A similarly themed online drama series, named Modi — Journey of a Common Man, was also blocked by the Election Commission.
But the regulator cleared the recent release of several politically charged films. They include Uri, a blockbuster on the high-profile “surgical strike” ordered by Mr Modi against Pakistani militants in 2016, and The Tashkent Files, which raises questions around a prime minister’s sudden death during Congress’s tenure in power.
“Bollywood has been too comfortable making love stories and mindless comedies,” said Vivek Agnihotri, director of The Tashkent Files, rejecting criticism of the film as anti-opposition propaganda. “I see [the flurry of political films] as a sign of the maturing of a society that is now able to handle political themes in films.”
Others in the industry have a far less upbeat view, complaining of an increasingly chilling environment under a government with close ties to Hindu nationalist groups.

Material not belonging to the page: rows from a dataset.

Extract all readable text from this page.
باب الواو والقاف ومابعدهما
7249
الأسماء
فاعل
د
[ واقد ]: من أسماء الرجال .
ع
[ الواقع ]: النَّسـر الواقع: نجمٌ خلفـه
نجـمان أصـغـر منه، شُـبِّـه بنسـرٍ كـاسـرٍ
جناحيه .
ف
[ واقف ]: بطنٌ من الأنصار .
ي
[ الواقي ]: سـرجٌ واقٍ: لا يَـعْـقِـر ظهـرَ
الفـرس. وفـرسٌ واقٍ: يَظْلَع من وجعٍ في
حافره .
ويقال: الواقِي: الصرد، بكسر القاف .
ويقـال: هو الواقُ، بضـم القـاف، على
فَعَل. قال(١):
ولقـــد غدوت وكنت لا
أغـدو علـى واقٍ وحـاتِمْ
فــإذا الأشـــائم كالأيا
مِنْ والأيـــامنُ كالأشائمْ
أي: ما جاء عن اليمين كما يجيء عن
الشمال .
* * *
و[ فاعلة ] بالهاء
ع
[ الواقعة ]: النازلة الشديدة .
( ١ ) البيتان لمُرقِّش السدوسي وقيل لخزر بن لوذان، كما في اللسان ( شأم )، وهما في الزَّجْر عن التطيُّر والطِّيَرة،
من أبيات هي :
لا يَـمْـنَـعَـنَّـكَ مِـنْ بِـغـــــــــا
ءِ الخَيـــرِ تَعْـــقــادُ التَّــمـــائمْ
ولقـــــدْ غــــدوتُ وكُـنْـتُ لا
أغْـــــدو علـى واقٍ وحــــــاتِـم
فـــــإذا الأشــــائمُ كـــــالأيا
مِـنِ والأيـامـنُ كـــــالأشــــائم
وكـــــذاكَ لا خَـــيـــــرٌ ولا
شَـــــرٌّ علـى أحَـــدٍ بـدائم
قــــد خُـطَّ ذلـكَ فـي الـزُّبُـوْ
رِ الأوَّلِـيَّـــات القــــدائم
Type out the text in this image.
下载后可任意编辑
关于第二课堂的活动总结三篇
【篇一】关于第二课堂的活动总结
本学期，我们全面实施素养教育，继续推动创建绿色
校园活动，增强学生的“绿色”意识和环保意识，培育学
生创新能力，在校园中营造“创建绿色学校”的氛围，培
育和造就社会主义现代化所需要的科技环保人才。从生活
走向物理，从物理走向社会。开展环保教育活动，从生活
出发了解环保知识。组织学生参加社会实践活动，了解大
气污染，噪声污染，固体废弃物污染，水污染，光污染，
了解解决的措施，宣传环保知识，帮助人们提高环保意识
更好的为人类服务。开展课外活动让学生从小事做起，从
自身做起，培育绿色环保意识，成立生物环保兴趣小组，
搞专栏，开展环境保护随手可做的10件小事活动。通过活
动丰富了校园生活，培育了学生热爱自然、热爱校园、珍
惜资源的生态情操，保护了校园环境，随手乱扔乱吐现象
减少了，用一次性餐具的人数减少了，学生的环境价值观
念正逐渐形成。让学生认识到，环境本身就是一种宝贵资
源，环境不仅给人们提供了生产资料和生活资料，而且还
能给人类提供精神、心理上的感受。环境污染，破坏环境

After leading actor Shah Rukh Khan warned of growing intolerance in 2015, senior BJP politician Yogi Adityanath accused him of “terrorist language” and warned that a boycott of his films would leave him “to wander the streets like a normal Muslim”. Mr Adityanath was later appointed chief minister of Uttar Pradesh, India’s largest state.
In 2017, another BJP politician offered a reward for the beheading of the star and director of the historical drama Padmaavat, over reports of a romantic scene between a Hindu princess and a Muslim sultan.
“You can’t say that the government has not created that atmosphere,” said Namrata Joshi, cinema editor for The Hindu newspaper. But despite criticism of his failure to condemn intimidation, she added, Mr Modi has been assiduous in courting the film industry. While both main national parties are fielding several actors as candidates in this year’s polls, Ms Joshi said the BJP has “stolen a march” over Congress, which was long seen as having strong ties to India’s creative industries.
Days after Mr Modi held a meeting with film executives in December, the government sharply cut the tax rate for cinema tickets, drawing gushing praise on Twitter from leading actors. They were then invited to a second meeting in early January. A group “selfie” of a grinning Mr Modi, surrounded by some of Bollywood’s hottest names, went viral online — as had images of him attending the wedding of actress Priyanka Chopra to US star Nick Jonas a few weeks earlier.
“He’s by far the most social media-savvy politician in India, and up there with anyone in the world,” said Vivek Dehejia, senior fellow at the IDFC Institute, a think-tank, noting that appearances in actors’ Instagram feeds would enable Mr Modi to reach a huge demographic of young celebrity-watchers.
The recent film and television series on Mr Modi’s life, meanwhile, appeared to form part of a push by supporters “to cultivate an aura around him, a cult of personality”, he added. He also pointed to the proliferation of promotional billboards bearing the prime minister’s face and a new television channel carrying his name.
“He’s jumping over the heads of the mainstream media, reaching out directly to supporters and potential supporters,” Mr Dehejia said. “This is a project that’s been in the works for a long time, and he’s been perfecting it.”